President Trump is considering issuing pardons on or around Memorial Day for several servicemen accused or convicted of war crimes, the New York Times reported over the weekend. “One request is for Special Operations Chief Edward Gallagher of the Navy SEALs, who is scheduled to stand trial in the coming weeks on charges of shooting unarmed civilians and killing an enemy captive with a knife while deployed in Iraq,” according to the Times.
Republican congressman Dan Crenshaw of Texas is weighing in on the story, telling National Review in a written statement: “These cases should be decided by the courts, where the entirety of the evidence can be viewed. Only after that should a pardon be considered.” Crenshaw served as a Navy SEAL from 2006 to 2016, during which time he was awarded two Bronze Stars (one with valor), the Purple Heart (an IED took his eye in Afghanistan), and the Navy Commendation Medal with Valor.
Gallagher’s trial is scheduled to begin on May 28, the day after Memorial Day, but the Times reported that a senior military official “said while assembling pardon files typically takes months, the Justice Department stressed that all files would have to be complete before Memorial Day weekend, because the President planned to pardon the men then.”
Crenshaw is the latest of several veterans in Congress to comment on the case. GOP congressman Duncan Hunter of California, a Marine combat veteran of the second Iraq war, has been leading the charge for a pardon for Gallagher.“I don’t trust the Navy to give him a fair trial, but I think with all of the focus on this case that he stands more of a chance of getting a fair trial now,” Hunter recently told the Associated Press. Hunter “is himself facing federal corruption charges involving the personal use of campaign money. The congressman and his wife pleaded not guilty last year to a 60-count indictment,” the AP noted.
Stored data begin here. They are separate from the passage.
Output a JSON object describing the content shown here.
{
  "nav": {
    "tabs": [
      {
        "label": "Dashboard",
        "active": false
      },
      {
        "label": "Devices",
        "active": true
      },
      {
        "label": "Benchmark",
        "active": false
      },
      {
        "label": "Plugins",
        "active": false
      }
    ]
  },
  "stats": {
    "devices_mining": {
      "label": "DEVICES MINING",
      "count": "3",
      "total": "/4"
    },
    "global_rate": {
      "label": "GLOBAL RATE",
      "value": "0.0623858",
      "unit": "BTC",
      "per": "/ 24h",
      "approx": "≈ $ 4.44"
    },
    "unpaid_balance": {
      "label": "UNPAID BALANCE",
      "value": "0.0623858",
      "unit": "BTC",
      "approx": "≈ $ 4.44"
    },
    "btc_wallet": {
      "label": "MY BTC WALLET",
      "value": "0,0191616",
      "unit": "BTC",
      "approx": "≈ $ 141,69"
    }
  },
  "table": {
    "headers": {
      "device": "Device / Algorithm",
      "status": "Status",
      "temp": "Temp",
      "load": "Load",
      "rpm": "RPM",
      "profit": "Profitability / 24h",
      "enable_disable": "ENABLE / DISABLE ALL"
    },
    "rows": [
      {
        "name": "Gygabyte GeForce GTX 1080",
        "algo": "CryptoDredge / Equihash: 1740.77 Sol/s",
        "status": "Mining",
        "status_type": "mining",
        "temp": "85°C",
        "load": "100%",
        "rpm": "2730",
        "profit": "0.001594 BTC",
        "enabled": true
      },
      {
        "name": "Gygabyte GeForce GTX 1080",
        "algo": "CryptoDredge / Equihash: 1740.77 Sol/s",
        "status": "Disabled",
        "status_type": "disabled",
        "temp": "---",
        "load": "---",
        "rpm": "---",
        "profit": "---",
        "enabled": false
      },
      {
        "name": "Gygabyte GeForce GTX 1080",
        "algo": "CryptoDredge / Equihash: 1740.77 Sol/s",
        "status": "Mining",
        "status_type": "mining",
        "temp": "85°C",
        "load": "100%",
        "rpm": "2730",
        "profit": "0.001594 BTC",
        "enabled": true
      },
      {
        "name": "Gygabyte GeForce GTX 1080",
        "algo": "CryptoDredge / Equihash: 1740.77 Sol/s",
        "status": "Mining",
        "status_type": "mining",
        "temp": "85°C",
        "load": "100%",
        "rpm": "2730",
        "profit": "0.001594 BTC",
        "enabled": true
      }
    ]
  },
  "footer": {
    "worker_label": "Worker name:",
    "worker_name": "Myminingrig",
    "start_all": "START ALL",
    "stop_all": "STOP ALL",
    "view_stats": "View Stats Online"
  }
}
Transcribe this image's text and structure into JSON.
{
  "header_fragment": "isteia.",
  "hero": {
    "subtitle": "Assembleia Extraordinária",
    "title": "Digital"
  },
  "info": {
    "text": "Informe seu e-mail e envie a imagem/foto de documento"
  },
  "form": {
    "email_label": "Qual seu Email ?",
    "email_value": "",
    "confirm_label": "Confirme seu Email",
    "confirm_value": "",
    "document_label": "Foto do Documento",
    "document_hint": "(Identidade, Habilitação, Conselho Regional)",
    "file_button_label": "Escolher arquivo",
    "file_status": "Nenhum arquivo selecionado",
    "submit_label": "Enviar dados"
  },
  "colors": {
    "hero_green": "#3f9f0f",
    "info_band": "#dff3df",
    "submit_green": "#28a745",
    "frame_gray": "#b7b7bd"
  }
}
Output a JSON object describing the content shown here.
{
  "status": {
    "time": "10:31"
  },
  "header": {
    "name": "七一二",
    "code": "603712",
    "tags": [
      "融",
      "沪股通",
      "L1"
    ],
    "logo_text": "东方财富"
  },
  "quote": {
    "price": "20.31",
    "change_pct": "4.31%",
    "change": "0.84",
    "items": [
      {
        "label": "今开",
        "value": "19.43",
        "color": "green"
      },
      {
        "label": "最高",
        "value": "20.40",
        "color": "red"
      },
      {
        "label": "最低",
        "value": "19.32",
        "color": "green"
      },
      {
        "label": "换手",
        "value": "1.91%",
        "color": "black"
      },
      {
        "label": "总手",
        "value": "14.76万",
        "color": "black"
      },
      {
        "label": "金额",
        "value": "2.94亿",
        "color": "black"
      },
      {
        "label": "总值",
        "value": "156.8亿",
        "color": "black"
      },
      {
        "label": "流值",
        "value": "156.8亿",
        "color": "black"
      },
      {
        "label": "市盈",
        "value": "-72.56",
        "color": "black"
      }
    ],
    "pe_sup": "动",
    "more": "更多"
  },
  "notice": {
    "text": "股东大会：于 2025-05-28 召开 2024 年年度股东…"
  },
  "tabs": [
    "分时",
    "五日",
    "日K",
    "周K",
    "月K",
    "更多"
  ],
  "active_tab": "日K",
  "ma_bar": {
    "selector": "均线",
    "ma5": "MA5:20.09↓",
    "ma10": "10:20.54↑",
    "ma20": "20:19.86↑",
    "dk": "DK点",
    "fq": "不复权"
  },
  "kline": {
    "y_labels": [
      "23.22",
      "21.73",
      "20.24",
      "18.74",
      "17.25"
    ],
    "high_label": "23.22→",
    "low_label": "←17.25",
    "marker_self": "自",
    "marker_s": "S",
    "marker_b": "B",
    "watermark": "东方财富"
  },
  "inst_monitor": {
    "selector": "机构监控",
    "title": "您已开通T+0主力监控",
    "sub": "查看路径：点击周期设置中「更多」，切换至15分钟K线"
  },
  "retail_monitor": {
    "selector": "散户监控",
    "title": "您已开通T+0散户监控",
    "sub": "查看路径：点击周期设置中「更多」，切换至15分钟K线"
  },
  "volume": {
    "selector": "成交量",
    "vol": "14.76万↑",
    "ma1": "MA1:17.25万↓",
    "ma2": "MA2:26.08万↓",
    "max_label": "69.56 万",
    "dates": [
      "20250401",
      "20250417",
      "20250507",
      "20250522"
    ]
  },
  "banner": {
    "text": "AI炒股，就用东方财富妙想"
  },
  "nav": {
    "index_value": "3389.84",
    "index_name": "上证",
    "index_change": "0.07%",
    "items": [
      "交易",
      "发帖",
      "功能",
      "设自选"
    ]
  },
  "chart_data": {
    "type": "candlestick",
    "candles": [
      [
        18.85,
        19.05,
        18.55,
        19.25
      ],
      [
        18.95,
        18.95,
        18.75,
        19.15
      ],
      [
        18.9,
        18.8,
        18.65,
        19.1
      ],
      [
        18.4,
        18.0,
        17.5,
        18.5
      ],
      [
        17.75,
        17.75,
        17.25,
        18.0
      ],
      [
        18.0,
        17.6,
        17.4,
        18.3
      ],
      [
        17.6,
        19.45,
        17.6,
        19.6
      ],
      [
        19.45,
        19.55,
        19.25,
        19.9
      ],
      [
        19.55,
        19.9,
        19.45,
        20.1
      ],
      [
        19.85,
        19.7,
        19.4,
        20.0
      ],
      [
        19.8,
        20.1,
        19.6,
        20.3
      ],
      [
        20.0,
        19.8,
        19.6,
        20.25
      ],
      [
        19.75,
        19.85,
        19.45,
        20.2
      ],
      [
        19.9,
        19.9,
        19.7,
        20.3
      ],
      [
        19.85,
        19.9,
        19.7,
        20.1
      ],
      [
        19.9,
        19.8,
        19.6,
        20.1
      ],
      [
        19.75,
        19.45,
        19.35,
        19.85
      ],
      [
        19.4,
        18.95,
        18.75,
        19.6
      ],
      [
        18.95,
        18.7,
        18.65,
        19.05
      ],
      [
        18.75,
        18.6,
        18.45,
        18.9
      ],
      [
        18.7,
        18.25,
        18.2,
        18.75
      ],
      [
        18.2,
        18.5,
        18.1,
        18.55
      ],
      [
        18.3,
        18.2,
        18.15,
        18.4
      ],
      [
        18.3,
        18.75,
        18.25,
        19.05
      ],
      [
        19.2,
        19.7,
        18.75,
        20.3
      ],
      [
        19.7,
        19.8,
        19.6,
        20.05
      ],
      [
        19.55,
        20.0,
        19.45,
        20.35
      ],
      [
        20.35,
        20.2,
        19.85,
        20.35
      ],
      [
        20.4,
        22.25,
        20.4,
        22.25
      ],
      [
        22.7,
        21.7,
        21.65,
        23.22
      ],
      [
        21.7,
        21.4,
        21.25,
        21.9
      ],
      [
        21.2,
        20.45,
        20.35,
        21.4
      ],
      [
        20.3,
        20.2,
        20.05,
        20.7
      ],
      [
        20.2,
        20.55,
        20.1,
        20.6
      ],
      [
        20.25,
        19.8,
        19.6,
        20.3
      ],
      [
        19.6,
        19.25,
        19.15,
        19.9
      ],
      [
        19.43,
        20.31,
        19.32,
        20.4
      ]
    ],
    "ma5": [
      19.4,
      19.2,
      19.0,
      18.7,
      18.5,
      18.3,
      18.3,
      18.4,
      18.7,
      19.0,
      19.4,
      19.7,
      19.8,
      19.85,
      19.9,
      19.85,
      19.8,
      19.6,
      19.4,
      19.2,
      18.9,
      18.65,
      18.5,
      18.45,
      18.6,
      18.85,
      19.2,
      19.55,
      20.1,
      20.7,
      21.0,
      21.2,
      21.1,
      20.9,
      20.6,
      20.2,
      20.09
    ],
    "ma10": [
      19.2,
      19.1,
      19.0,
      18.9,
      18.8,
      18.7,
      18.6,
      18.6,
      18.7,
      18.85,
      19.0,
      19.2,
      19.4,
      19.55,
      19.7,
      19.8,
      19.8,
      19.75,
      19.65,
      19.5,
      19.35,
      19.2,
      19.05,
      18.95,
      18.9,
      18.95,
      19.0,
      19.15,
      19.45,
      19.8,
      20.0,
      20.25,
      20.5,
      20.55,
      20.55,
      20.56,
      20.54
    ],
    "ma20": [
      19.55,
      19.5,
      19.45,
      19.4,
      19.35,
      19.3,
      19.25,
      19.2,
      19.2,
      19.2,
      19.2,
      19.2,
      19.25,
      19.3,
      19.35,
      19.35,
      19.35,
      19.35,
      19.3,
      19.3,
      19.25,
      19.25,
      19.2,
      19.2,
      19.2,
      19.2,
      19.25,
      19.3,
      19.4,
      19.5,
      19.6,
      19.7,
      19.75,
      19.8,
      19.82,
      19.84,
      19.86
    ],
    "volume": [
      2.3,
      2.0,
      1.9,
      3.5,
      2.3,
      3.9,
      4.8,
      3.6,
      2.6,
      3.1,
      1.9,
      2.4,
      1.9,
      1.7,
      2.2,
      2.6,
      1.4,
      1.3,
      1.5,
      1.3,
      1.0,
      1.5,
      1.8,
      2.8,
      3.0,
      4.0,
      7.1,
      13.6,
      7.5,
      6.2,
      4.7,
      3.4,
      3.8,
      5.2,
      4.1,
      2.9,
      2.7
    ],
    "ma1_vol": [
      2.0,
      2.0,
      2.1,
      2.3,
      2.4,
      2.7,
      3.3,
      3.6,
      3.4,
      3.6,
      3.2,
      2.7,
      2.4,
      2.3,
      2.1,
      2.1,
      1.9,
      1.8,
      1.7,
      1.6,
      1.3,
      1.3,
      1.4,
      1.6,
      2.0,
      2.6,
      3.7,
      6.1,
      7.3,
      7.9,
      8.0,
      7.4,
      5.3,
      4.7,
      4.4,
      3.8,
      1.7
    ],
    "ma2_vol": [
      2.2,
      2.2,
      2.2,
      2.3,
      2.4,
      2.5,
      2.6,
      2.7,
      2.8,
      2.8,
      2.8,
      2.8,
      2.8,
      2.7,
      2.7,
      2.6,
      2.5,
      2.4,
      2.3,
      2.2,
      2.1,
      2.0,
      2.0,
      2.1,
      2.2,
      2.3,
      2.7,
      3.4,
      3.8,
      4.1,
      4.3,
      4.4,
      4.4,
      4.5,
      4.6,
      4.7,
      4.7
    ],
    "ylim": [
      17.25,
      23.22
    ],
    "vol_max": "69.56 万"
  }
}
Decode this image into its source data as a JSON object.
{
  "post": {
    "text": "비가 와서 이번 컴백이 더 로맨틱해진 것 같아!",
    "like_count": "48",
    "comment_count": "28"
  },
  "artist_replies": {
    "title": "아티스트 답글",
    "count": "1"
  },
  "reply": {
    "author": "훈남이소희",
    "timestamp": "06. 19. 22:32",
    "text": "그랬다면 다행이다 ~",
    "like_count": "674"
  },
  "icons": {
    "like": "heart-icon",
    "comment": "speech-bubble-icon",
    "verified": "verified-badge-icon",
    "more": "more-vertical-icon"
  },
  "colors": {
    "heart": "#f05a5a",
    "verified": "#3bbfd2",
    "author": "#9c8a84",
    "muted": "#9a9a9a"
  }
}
Democratic congressman Seth Moulton of Massachusetts, a Marine combat veteran of the second Iraq war who is now waging a longshot campaign for president, also addressed the story at a campaign event. Moulton said that one of the things he was most proud of about his service in Iraq as a Marine was that “through all the tragedies of that war, for all the hard days that we had, we never lost our values. And I think it is an insult to the 99.9 percent of veterans who could say the same, when the president pardons war criminals . . . He doesn’t get that because he never had to uphold American values when he was being shot at. But a lot of veterans have.”